This study in 102 patients with acute PVT prospectively enrolled

This study in 102 patients with acute PVT prospectively enrolled over a period of 2 years clarifies manifestations, etiology, and outcome of anticoagulation therapy in this disease. Previously reported studies on acute PVT (most of them coming from centers participating to this consortium)8, 10, 11 yielded relatively consistent results which have based the current recommendation for management.2 However, these and subsequent studies7, 9, 16 all suffered from limitations that questioned the validity

of their interpretation, and inspired the design of the present collaborative study.
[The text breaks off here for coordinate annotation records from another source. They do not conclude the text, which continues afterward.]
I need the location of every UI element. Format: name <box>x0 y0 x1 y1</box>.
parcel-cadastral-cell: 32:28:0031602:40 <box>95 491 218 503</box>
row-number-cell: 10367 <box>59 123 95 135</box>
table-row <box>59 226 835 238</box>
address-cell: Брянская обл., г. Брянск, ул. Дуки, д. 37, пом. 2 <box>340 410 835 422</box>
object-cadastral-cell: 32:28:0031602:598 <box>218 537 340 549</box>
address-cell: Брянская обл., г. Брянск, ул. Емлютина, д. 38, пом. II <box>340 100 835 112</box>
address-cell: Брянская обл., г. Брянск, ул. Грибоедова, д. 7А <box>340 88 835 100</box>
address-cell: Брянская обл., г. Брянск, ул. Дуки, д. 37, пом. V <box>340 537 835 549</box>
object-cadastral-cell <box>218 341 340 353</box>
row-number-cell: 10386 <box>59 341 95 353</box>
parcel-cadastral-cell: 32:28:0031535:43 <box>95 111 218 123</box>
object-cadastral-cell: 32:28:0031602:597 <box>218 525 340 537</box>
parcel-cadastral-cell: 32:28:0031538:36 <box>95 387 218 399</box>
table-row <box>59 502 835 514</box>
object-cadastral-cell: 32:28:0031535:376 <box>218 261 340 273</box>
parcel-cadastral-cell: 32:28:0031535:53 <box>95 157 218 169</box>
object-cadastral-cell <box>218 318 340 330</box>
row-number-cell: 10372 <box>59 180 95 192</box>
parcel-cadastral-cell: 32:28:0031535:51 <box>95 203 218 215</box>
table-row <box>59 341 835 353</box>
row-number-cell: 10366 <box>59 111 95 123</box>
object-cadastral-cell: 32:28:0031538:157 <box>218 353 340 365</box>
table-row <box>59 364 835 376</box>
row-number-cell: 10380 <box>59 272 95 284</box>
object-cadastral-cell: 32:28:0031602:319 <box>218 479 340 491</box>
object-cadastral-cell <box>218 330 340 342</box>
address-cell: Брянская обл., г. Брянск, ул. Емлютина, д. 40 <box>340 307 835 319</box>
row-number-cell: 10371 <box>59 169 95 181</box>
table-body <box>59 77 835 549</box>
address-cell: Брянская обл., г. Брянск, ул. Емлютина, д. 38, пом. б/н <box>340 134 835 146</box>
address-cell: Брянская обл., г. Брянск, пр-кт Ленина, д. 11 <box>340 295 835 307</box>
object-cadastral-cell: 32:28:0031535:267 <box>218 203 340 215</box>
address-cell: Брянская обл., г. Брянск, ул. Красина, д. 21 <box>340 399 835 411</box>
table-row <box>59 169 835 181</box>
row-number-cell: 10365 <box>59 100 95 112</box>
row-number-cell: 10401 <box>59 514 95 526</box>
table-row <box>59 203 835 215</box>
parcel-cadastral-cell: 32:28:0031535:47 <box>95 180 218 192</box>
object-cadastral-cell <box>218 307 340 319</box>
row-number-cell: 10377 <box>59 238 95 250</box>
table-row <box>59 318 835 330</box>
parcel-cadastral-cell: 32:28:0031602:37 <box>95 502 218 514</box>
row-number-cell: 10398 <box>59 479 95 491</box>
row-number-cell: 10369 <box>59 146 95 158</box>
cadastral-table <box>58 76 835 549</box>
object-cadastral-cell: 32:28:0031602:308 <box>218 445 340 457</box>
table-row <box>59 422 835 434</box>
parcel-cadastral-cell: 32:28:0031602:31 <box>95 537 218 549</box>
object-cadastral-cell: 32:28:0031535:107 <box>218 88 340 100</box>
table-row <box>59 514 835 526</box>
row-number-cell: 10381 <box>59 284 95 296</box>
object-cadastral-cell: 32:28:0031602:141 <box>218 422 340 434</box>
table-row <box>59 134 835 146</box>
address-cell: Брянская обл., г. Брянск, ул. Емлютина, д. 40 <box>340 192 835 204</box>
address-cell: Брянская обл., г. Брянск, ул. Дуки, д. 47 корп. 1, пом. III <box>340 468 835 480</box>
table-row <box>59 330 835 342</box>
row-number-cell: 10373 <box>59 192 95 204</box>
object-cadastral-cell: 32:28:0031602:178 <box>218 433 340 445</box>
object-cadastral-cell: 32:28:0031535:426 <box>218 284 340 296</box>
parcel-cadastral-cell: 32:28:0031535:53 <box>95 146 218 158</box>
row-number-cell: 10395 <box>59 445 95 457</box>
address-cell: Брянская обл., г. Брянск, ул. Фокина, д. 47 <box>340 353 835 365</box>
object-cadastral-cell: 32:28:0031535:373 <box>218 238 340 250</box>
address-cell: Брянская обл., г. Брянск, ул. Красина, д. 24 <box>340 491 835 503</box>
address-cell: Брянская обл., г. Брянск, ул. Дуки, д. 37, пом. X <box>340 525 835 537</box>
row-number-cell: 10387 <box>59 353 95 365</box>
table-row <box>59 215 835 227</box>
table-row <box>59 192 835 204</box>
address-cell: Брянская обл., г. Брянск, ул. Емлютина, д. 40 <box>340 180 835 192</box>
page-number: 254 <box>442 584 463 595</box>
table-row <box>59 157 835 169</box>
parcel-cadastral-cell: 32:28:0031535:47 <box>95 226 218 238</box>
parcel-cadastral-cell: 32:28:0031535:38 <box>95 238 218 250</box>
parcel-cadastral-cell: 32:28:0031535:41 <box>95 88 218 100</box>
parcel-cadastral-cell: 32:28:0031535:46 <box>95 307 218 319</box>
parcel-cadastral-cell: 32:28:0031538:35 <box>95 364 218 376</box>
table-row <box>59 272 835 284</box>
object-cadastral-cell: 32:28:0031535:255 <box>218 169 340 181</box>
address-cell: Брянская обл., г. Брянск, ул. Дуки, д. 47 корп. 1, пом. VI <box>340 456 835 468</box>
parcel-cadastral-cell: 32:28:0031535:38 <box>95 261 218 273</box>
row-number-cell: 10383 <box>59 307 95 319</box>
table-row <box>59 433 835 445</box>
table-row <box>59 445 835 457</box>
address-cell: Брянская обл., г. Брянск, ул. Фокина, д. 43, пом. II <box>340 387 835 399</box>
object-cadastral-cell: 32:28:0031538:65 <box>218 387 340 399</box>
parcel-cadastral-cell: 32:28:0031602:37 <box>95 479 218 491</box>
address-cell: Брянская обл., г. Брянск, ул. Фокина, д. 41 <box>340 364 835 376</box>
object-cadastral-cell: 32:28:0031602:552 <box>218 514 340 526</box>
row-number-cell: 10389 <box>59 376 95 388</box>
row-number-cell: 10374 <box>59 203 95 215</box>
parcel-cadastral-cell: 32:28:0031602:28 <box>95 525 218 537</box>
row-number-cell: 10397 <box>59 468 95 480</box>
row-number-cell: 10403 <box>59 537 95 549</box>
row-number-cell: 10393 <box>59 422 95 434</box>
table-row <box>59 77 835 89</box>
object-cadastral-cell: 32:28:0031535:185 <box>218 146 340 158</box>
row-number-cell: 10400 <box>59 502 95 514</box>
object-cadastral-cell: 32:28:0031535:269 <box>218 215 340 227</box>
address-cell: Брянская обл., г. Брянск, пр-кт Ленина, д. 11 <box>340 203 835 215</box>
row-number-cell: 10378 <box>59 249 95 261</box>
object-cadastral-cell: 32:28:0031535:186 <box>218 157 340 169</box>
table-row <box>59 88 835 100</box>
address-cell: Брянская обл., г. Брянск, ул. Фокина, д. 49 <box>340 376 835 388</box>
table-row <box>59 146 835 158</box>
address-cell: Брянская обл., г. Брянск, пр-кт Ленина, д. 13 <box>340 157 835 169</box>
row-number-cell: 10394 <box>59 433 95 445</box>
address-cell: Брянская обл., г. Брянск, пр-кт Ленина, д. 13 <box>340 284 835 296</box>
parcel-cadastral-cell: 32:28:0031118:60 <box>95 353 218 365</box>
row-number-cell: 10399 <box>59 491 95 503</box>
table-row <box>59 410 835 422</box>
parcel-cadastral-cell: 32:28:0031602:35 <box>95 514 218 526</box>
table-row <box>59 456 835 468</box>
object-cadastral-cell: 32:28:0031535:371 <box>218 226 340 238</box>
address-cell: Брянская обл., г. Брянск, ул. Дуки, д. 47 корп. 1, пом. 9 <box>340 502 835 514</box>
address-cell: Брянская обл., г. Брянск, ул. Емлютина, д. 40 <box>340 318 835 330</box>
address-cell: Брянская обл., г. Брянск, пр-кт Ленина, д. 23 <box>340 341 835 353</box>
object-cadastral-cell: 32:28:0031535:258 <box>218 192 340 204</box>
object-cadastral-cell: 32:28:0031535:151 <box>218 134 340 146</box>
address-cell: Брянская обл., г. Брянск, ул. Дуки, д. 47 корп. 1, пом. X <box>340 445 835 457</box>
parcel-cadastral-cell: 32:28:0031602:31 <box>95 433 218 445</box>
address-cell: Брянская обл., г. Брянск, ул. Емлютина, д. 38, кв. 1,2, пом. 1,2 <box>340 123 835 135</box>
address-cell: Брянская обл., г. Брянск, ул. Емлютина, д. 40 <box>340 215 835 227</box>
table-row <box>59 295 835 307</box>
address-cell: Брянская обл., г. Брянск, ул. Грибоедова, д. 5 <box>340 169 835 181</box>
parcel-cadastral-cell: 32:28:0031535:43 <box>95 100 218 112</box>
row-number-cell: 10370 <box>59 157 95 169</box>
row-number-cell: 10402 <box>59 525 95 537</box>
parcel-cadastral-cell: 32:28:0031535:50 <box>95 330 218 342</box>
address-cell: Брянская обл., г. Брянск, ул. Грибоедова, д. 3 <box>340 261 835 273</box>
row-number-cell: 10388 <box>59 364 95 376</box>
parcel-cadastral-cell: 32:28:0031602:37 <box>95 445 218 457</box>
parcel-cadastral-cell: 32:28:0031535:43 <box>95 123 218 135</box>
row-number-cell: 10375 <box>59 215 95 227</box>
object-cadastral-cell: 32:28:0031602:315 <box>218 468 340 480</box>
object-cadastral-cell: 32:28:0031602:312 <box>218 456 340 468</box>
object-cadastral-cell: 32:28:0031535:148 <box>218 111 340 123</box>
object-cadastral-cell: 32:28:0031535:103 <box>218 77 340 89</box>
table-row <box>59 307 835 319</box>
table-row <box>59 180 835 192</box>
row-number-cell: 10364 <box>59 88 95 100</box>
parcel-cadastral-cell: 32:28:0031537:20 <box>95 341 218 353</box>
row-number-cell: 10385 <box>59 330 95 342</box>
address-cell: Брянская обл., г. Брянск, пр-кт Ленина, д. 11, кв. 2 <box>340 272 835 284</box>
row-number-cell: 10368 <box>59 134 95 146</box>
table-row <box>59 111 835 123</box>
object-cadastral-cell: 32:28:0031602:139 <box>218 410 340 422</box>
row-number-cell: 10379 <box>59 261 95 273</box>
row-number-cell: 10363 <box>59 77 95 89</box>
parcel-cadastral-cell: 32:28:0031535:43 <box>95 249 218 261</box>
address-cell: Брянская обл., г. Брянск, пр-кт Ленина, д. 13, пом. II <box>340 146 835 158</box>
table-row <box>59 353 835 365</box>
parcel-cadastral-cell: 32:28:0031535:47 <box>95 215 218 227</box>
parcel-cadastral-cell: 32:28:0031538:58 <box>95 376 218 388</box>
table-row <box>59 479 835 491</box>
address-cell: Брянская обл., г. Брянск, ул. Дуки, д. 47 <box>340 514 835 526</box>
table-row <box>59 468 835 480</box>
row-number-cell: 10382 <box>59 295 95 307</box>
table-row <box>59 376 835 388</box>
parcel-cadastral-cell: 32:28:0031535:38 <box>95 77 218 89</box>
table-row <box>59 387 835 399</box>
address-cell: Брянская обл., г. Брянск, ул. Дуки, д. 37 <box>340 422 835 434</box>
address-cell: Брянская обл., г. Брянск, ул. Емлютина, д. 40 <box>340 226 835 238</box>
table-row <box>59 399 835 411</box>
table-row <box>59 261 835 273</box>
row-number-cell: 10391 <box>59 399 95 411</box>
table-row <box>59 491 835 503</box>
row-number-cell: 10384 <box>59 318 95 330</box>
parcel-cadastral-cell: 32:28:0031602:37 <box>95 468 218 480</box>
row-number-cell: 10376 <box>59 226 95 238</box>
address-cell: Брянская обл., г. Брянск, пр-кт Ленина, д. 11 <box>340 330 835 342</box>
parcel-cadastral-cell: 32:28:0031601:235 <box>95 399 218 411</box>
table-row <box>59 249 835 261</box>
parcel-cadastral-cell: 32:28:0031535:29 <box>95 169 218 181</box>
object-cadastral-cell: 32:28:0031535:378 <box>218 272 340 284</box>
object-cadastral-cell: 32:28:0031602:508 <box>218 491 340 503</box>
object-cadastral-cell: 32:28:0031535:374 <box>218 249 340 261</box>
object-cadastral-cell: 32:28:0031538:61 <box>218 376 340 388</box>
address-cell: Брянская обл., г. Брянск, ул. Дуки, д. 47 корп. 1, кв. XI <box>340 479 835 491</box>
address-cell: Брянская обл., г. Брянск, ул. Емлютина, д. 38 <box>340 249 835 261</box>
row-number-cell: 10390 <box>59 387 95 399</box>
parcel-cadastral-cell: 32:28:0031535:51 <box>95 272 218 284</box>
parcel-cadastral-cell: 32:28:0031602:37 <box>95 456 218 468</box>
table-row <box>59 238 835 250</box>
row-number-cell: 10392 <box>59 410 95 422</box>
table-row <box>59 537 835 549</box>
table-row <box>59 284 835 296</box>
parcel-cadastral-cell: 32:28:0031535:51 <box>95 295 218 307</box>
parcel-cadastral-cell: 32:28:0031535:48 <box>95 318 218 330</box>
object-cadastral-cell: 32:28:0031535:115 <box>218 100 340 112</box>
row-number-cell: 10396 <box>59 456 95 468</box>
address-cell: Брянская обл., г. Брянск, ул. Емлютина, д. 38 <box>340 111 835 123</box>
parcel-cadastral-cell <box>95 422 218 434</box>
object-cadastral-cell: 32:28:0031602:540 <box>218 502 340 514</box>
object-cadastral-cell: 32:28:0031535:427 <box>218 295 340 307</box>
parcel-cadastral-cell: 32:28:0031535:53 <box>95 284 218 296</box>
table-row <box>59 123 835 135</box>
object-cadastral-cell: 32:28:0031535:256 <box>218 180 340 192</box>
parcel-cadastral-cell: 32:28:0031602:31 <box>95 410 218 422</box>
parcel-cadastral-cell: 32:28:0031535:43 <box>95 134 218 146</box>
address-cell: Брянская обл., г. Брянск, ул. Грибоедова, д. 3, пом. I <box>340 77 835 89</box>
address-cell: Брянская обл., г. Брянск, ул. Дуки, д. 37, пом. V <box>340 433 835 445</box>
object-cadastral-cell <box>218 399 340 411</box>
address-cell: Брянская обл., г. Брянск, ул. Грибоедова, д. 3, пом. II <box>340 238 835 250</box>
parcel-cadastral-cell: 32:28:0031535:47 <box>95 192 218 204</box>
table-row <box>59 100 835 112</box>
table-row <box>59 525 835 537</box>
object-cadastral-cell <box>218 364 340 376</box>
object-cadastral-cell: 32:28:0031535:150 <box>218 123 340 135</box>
First, the number of patients Talazoparib price given anticoagulation therapy was low (27 in the largest of these former studies).11 Second, the time period for patients’ accrual spanned 7 to 17 years. Third, a formal evaluation of the initial aspect of acute thrombosis and of the extent of the obstructed segments was not Veliparib cell line based on predefined standardized criteria and expert review. Fourth, investigations for causes were neither comprehensive, nor did they always use the most accurate tests (such as the assessment of V617F JAK2 mutation). Finally, a referral bias in tertiary

centers could not be ruled out, whereas the present study was based on patients’ identification through nationwide networks. Our study is a prospective, multicenter European study including 4 times as many patients as any of the previous studies, in a defined period of 2 years. All patients had a clearly visible thrombus in the absence of cavernoma (which usually develops in a few weeks in the absence of recanalization) and most had symptoms of an acute illness. Although extension of the thrombus was not a criterion

for inclusion, enrolled patients suffered from a severe form of the disease. Indeed, the extrahepatic portal vein was completely blocked in approximately 90% of patients who were thus at risk of permanent portal hypertension. Furthermore, two-thirds of the patients had superior mesenteric vein involvement and were thus at of risk intestinal infarction. The present cohort differs from previous reports by a yet unnoticed, high prevalence of ascites and spleen enlargement. This finding is probably related in a large part to a systematic central review of images. Ascitic fluid was frequently detected at early imaging, although clinically detectable ascites was rare. Ascites has been reported Glutamate dehydrogenase to herald intestinal infarction in patients with mesenteric vein thrombosis,17 which was confirmed in the present study with respect to clinically detectable ascites, although not with ascites that could be detected only at imaging. Spleen enlargement was shown here to be related in part to an underlying MPD, and possibly to acute congestion. Liver biopsy was not routinely performed for obvious ethical reasons in candidates for early anticoagulation. However, underlying cirrhosis was ruled out as an explanation for ascites and spleen enlargement.